In striving to become a leading Fair Work nation, we are seeking to realise fundamental rights for all, consistent with the United Nation’s Universal Declaration of Human Rights, which includes: the right to work, to free choice of employment, and to just and favourable conditions of work. Integral to this, is taking action to improve labour market outcomes for those groups who experience the most disadvantage and inequality, especially women, disabled people and people from racialised minorities.[1] Whilst labour market inequalities persist, there are lost opportunities, not only for individuals, but also for our economy as a whole.

This refresh of the Fair Work Action Plan brings together our original Fair Work, Gender Pay Gap, and Disabled People’s Employment action plans, along with our new Anti-Racist Employment Strategy. It takes forward the next phase of actions to drive forward Fair Work. It will make it easier for employers and partners to access information on the critical role Fair Work has to play in achieving positive economic benefits on both an individual and collective level, how employers can implement fair work practices in their workplaces to experience these benefits, and to create more diverse and inclusive workforces.

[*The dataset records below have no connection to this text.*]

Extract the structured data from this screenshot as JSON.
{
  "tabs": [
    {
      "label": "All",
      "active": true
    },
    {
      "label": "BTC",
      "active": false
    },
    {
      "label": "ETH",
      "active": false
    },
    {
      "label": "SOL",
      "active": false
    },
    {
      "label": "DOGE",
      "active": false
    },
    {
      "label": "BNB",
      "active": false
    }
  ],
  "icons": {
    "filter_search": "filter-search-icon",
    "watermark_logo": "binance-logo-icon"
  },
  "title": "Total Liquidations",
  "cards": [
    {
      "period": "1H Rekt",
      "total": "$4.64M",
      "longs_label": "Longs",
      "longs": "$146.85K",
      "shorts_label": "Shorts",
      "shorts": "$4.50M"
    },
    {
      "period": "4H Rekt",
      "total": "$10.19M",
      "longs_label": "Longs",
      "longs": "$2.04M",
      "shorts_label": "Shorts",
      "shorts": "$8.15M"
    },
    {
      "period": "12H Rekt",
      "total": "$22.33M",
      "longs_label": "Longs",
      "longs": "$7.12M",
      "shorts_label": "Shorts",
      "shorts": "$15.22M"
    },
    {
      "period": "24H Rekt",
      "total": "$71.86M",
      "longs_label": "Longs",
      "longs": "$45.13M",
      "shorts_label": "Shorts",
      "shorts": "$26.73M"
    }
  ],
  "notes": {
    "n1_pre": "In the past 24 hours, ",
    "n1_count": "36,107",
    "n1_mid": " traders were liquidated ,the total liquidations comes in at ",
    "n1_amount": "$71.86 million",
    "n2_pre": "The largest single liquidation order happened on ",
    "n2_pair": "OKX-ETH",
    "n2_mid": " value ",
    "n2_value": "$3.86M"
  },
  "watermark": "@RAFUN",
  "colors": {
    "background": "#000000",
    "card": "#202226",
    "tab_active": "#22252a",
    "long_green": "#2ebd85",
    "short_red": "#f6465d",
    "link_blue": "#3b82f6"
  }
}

There will always be a moral imperative to deliver Fair Work, but there is also a clear economic imperative. Evidence tells us that through fair work practices, employers will reap the benefits of a fairly rewarded, respected, diverse and inclusive workforce, in their performance, innovation, and productivity. Achieving our Fair Work vision has benefits for us all, but relies on leadership and support from right across our economy, and particularly from the public sector which as a significant employer and stewards of funding has a key role to play in demonstrating the standards we want to see that will make a positive difference to people and the economy.

Of course, we also recognise that, particularly due to the absence of legislative powers over employment law, the Scottish Government is limited in how much we can influence at a workplace level. That is why we are keen to work in collaboration with partners, including trade unions, equality stakeholder groups, and employers themselves to make a genuine impact. I am grateful to all our partners and stakeholders who have worked with us to develop this action plan, and look forward to your continued support in helping to deliver it.